Mattarella lobt EU für Vorgehen in der Coronakrise

Der italienische Staatspräsident Sergio Mattarella hat die EU für ihr Vorgehen in der Corona-Krise gelobt.

Italiens Staatspräsident Sergio Mattarella hat die EU für ihr Vorgehen während der Coronakrise gelobt.
Italiens Staatspräsident Sergio Mattarella hat die EU für ihr Vorgehen während der Coronakrise gelobt. - Foto: © ANSA / QUIRINALE / 111
„Die Europäische Union hat im Kampf gegen die Pandemie und die wirtschaftlichen wie sozialen Folgen gezeigt, dass sie effizient und schnell reagieren kann“, schrieb der 80-Jährige am Samstag in einem Grußwort an die Teilnehmer einer dreitägigen, internationalen Konferenz am Comer See.

Die EU habe sowohl bei den Impfkampagnen gegen das Virus als auch den sozialen Maßnahmen und den wirtschaftlichen Hilfen gezeigt, dass sie als kontinentale Gemeinschaft erfolgreich sei, meinte Mattarella.

Das Staatsoberhaupt zog damit ein anderes Fazit als viele Kritiker des Vorgehens der Staatengemeinschaft in den vergangenen Monaten.

Selbst EU-Kommissionspräsidentin Ursula von der Leyen hatte im Februar etliche Fehler eingeräumt, etwa bei der Organisation des Impfstoffs. Zudem hatte es etwa in den Phasen der Lockdowns ein teils uneinheitliches Vorgehen der Staaten, beispielsweise bei den Grenzkontrollen, gegeben, das sogar die EU selbst anprangerte.
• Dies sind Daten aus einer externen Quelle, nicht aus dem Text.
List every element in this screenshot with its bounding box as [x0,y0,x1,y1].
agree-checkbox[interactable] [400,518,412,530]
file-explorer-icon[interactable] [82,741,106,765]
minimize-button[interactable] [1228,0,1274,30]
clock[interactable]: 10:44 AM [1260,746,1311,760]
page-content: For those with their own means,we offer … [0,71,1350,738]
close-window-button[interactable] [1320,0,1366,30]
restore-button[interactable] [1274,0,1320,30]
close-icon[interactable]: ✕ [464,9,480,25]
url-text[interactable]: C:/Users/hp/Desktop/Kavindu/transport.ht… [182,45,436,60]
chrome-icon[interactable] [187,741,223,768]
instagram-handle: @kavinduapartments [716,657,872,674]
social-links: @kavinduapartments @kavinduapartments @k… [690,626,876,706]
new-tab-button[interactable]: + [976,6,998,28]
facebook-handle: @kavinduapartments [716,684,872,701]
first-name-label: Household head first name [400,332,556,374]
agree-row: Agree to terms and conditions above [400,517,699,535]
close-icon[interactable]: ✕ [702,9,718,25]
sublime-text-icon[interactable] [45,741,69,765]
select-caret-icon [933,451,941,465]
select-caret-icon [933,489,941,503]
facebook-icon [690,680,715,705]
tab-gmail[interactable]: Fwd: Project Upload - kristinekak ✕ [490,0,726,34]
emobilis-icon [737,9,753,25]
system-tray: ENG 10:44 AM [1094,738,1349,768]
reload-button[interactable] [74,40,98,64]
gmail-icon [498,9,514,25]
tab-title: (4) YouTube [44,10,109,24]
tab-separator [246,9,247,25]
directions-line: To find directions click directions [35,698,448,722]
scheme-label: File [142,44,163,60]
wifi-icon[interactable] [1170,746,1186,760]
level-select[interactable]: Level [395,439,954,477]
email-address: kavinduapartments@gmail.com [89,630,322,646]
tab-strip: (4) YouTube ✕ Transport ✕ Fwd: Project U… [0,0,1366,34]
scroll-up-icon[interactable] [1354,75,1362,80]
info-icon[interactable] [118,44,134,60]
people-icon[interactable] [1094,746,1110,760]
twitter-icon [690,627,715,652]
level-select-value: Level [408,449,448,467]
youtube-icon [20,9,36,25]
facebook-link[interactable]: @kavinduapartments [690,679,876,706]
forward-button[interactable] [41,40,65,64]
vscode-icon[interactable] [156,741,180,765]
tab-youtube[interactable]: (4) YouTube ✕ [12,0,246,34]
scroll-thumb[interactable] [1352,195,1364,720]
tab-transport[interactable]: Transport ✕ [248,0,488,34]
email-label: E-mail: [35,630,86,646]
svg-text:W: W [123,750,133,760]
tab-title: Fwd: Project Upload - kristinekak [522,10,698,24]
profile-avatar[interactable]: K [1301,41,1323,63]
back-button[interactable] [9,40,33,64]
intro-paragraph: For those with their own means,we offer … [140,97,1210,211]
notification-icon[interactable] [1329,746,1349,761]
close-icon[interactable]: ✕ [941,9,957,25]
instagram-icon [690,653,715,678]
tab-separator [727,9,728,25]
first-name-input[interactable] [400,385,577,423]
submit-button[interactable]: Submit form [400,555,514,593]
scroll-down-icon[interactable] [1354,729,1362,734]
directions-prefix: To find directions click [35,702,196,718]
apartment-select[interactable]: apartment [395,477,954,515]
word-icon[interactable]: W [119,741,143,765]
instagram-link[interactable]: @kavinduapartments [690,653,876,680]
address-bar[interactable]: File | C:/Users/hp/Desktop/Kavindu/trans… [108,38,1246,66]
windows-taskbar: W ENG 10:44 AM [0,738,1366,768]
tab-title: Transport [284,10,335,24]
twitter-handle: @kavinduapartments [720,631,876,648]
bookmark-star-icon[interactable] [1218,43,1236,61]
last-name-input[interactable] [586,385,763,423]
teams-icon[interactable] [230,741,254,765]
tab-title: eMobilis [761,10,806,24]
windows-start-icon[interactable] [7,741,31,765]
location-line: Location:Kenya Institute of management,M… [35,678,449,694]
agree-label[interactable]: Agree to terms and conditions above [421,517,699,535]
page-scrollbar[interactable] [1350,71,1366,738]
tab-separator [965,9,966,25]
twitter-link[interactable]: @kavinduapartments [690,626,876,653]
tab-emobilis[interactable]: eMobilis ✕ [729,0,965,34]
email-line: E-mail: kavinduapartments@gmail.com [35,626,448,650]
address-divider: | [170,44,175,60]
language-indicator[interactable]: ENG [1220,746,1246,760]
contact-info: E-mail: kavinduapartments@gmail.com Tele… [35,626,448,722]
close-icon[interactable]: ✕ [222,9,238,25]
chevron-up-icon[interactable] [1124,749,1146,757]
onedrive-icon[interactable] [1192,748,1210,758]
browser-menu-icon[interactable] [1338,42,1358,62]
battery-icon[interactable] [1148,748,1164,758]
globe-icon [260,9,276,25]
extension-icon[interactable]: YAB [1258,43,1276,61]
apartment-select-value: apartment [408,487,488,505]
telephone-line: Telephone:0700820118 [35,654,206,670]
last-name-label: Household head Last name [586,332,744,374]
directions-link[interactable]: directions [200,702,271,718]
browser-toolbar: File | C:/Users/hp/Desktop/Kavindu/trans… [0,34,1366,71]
Mattarella findet dagegen: „Die europäische Integration erlaubte uns, auf dem internationalen Parkett wirtschaftlich eine kritische Masse auszuspielen, von der alle europäischen Völker profitieren.“

Zugleich forderte der Politiker aber, dass sich Europa stärker einsetzt für den Frieden, den Fortschritt, die Sicherheit und die Stabilität auf der Welt. Eine gemeinsame Außen- und Sicherheitspolitik sei deshalb nötig. „In diesen Bereichen hat sich die EU bis jetzt zu schüchtern verhalten“, so Mattarella.